MODERNISMO "COPYRIGHT BY ASCENSÃO" : A ORIGINALIDADE DE "CATIMBÓ"





     O Modernismo já assaltara Ascenso, salvando-o de vez de camisa-de-força dos "cânones da poesia antiga", e ele passou a se fixar na nova estética do verso livre modernista, com assumida carga de brasilidade, encorajado pela presença de Guilherme de Almeida em Pernambuco, cuja recitação do poema Raça, no Teatro Santa Isabel, foi o "abre-te sésamo" de Ascenso para as descobertas inusitadas da sua poética revolucionária.  A passagem de Guilherme de Almeida se deu em 1925. Ele toma conhecimento da poesia de Ascenso e o incentiva.

     Há um ano Ascenso já escrevia a sua poesia deliberadamente modernista, com publicações na revista Mauricéia e Revista de Pernambuco e participação em recitais no Teatro Santa Isabel.  Luís da Câmara Cascudo assinala a mudança definitiva da poesia parnasiana para a poesia modernista, que ele acompanhou de perto :

     "Ascenso, durante cinco anos, foi um companheiro dileto, solidário com as caminhadas sem rumo, namorando casario colonial, calcando as pedras que viram Nassau e ceiando peixe frito num frége ou devorando abacaxis no cais que se chamava dos abacaxis.  Essas horas eram delirantemente poéticas. Assisti Ascenso largar o Sol da Primavera e escrever e dizer seus versos iniciais, absolutamente copyright by Ascensão. Animei-o a desacatar as meninas que gemiam poemas líricos e bradar os versos novos, cheirando a mato e brasilidade, livre de títulos e de doutrinas."

     O pessoal da Revista do Norte - Joaquim Cardozo, José Maria de Albuquerque e Mello, Benedito Monteiro, Luís Jardim, Osório Borba e outros - era o grupo mais incentivador de Ascenso.  Além desse grupo, havia também José de Gois Filho, da Revista de Pernambuco, e Joaquim Inojosa, da revista Mauricéia.

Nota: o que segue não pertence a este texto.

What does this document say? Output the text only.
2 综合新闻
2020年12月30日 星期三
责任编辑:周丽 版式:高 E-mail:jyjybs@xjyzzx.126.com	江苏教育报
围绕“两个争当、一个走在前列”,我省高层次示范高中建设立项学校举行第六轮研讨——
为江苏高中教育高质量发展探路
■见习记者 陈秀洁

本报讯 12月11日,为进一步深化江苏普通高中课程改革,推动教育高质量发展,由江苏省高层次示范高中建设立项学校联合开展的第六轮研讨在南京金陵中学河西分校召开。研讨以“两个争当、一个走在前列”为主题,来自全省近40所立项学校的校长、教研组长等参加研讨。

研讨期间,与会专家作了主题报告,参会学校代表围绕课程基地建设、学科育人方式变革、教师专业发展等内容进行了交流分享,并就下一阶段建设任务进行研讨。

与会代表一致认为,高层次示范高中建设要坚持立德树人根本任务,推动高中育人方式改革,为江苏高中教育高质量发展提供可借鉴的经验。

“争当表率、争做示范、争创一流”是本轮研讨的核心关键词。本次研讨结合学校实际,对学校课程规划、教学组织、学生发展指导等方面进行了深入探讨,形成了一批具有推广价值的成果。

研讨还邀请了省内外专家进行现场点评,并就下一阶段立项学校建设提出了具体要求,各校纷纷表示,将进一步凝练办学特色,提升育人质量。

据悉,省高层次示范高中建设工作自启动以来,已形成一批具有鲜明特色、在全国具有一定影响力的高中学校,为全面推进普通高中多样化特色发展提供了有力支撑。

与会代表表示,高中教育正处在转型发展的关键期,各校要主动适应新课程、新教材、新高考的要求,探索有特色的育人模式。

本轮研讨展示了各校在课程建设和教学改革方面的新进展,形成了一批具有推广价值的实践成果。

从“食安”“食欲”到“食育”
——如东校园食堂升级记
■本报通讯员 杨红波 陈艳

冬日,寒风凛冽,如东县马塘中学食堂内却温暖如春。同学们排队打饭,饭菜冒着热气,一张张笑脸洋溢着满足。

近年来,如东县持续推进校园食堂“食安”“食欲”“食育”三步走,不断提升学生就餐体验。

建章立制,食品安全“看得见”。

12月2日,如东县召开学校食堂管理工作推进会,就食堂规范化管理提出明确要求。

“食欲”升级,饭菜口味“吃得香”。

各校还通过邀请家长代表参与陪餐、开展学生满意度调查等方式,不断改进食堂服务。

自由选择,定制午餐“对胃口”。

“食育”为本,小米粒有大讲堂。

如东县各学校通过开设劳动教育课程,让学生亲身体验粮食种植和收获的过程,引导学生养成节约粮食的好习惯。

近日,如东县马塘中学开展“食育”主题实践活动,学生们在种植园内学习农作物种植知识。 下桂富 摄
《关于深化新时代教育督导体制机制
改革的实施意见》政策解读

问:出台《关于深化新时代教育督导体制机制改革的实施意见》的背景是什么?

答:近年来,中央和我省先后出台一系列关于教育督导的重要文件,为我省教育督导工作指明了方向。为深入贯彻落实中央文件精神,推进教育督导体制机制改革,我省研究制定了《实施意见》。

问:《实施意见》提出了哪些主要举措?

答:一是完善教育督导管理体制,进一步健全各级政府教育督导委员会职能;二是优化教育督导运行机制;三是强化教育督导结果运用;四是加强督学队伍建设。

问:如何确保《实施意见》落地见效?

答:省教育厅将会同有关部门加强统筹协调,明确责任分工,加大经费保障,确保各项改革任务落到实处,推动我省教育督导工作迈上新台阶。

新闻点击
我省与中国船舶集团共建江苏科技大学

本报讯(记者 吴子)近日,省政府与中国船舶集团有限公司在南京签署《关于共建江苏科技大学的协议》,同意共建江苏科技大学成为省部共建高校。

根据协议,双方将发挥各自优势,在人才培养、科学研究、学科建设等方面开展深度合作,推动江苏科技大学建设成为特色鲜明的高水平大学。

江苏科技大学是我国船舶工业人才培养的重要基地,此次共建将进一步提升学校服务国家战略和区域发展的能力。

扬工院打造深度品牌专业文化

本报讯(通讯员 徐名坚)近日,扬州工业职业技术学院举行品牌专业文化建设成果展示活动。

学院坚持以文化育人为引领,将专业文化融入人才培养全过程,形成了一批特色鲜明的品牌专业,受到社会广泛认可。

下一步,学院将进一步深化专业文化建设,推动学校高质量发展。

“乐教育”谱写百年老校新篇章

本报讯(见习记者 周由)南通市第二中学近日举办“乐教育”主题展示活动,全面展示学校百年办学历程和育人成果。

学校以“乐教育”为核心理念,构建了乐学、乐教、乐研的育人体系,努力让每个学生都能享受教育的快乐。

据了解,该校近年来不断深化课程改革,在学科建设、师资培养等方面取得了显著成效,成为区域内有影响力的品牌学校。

     Jornais e revistas do Recife disputaram logo os primeiros poemas modernistas de Ascenso, na base do incentivo promovido também por Aníbal Fernandes, no Diário de Pernambuco, e por Gouveia de Barros.  O primeiro livro de Ascenso, CATIMBÓ, recebeu o carinho do pessoal da Revista do Norte, com capa e ilustração de Joaquim Cardozo e coordenação gráfica de José Maria de Albuquerque e Mello, que fez das tripas coração porque os recursos gráficos da revista não eram suficientes para uma boa programação, como a que resultou com o seu empenho. A edição do livro foi financiada por um grupo de amigos : Batista da Silva, João Cardoso Aires, José Bezerra Filho, Domingos Ferreira, Luiz Cedro, Jaime Coimbra, Ibrahim Nejaim, Antiógenes Chaves. 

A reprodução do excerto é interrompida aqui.